Despite the pressure that comes with competing against a 26-time World Champion, these young upstart Marlins showed no signs of defeat. In Game 4 of the Series, it was Pavano’s turn to take control of the spotlight, holding the vaunted Yankee line-up to one run over eight spectacular innings, and outdueling future Hall of Famer Roger Clemens. This brilliant performance, coupled with an even more impressive 2004 campaign (18 wins, only 8 losses, a 3.00 ERA, and over 222 innings pitched) made it clear that Pavano’s destiny would find him coming to the City That Never Sleeps.
On December 20, 2004, the Yankees got their fans an early Christmas present. After a heated bidding war with the Boston Red Sox, the Yankees emerged victorious, signing the coveted Pavano to a four-year contract. After 2004’s heartbreaking defeat at the hands of Lady Luck, the Yankees reloaded, acquiring Pavano, firey hurler Jaret Wright, and vaunted strikeout artist Randy Johnson to bolster a frail and fragile pitching rotation.
Unfortunately for the Yankees, Pavano’s tenure was over before it had a chance to begin. Pavano pitched like the ace of old in 2005, racking up quality starts in 7 of his first 10 appearances, including an impressive performance against the Red Sox at The Stadium on April 5th. But shoulder trouble hampered him once again, and he wasn’t the same after coming off of the Disabled List.

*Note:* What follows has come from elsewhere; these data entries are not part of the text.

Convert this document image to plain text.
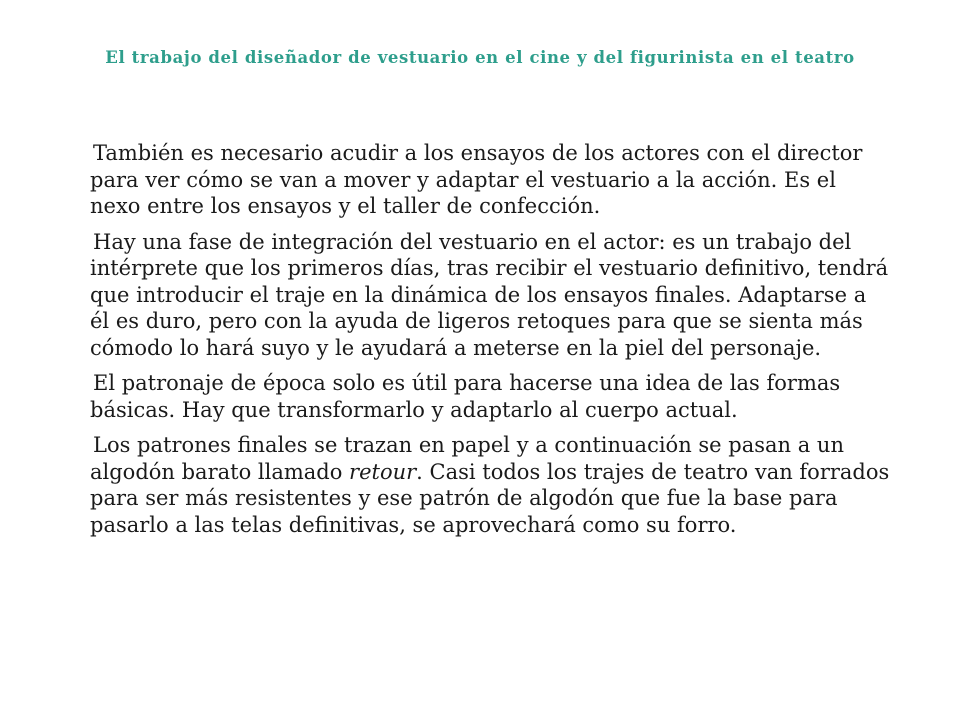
El trabajo del diseñador de vestuario en el cine y del figurinista en el teatro

También es necesario acudir a los ensayos de los actores con el director para ver cómo se van a mover y adaptar el vestuario a la acción. Es el nexo entre los ensayos y el taller de confección.

Hay una fase de integración del vestuario en el actor: es un trabajo del intérprete que los primeros días, tras recibir el vestuario definitivo, tendrá que introducir el traje en la dinámica de los ensayos finales. Adaptarse a él es duro, pero con la ayuda de ligeros retoques para que se sienta más cómodo lo hará suyo y le ayudará a meterse en la piel del personaje.

El patronaje de época solo es útil para hacerse una idea de las formas básicas. Hay que transformarlo y adaptarlo al cuerpo actual.

Los patrones finales se trazan en papel y a continuación se pasan a un algodón barato llamado retour. Casi todos los trajes de teatro van forrados para ser más resistentes y ese patrón de algodón que fue la base para pasarlo a las telas definitivas, se aprovechará como su forro.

In 2006, Pavano’s luck took an even more sinister turn, with a freak injury to his buttocks, and an unfortunate car accident punctuating what turned out to be a lost season. While some members of the media, and some members of his own team, questioned his commitment to the Yankees, it was Pavano himself that kept his automobile accident secret, in the hopes that the Yankees wouldn’t discover that he was seriously hurt. Only the truest of sportsmen suffer though such indignities for the sake of his own well-being, and Carl Pavano is such a man.
Though his 2007 season, and his Yankee career, are now in the history books, Pavano had one last shining moment left in that golden arm of his. After an auspicious Opening Day emergency start, Pavano took the mound on April 9th against the pride of the AL Central, the Minnesota Twins. In front of 26,047 fans, and against former Baltimore Oriole ace Sir Sidney Ponson, Pavano spinned a gem, holding the Twins offense to only 2 runs in 7 innings of work. He limited AL batting champion Joe Mauer to one hit, and kept reigning AL MVP Justin Morneau out of the hit column. It was a dazzling display of craft and gamesmanship, giving the Yankees the opportunity to pull out an important 8-2 victory.

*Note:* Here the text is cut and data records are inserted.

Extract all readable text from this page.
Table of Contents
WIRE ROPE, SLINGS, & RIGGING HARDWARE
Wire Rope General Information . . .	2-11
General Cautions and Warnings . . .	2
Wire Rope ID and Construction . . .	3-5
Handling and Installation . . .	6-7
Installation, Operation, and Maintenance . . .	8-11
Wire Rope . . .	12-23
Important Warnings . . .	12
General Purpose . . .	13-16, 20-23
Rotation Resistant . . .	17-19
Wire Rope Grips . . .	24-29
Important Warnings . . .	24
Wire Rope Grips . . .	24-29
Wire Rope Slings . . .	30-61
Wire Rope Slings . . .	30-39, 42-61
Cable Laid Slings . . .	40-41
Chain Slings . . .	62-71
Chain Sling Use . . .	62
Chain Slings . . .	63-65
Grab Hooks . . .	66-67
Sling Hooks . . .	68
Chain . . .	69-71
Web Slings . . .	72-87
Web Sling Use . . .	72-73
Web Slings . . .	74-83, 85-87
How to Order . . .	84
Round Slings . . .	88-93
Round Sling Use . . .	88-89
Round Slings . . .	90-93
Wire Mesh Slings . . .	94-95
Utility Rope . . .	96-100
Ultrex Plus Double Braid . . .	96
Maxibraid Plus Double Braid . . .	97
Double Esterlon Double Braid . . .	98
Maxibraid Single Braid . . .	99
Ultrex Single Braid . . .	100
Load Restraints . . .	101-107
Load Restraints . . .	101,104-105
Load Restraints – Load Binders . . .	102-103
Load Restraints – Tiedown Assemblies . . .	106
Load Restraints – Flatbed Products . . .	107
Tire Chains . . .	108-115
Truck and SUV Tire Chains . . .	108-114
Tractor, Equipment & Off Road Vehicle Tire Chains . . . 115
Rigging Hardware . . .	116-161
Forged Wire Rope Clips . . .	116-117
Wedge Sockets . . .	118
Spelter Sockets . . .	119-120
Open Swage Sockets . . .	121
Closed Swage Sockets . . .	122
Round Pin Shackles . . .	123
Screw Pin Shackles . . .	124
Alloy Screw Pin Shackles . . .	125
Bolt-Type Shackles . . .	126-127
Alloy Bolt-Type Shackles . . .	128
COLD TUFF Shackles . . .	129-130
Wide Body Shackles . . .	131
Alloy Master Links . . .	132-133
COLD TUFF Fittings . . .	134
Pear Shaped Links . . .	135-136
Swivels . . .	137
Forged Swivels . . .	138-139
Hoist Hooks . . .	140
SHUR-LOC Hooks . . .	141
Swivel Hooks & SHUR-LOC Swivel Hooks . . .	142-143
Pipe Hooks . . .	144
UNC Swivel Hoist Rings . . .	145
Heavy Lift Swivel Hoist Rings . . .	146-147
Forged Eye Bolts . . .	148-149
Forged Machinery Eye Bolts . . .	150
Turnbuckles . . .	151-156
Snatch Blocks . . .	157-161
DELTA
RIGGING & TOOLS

This final performance was a reminder, both to Yankee fans and to fans of the game of baseball, of the sort of player that Carl Pavano was, and will always seem to be. And during this Memorial Day weekend, when people all over the world remember those that sacrified their own lives for the good of our American way of life, let us remember this baseballplayer, this man, Carl Anthony Pavano. He is a proud, shameless man that transcended both the game he loved and the injuries he endured. And in just a short amount of time, Carl Pavano quickly became a Yankee that no one will soon forget, and a Yankee that no one will ever want to forget.
For Yankeeography, I’m John Sterling.
John Sterling moves with the speed of a young Tino Martinez.
Damnit, you did it before I could for my site.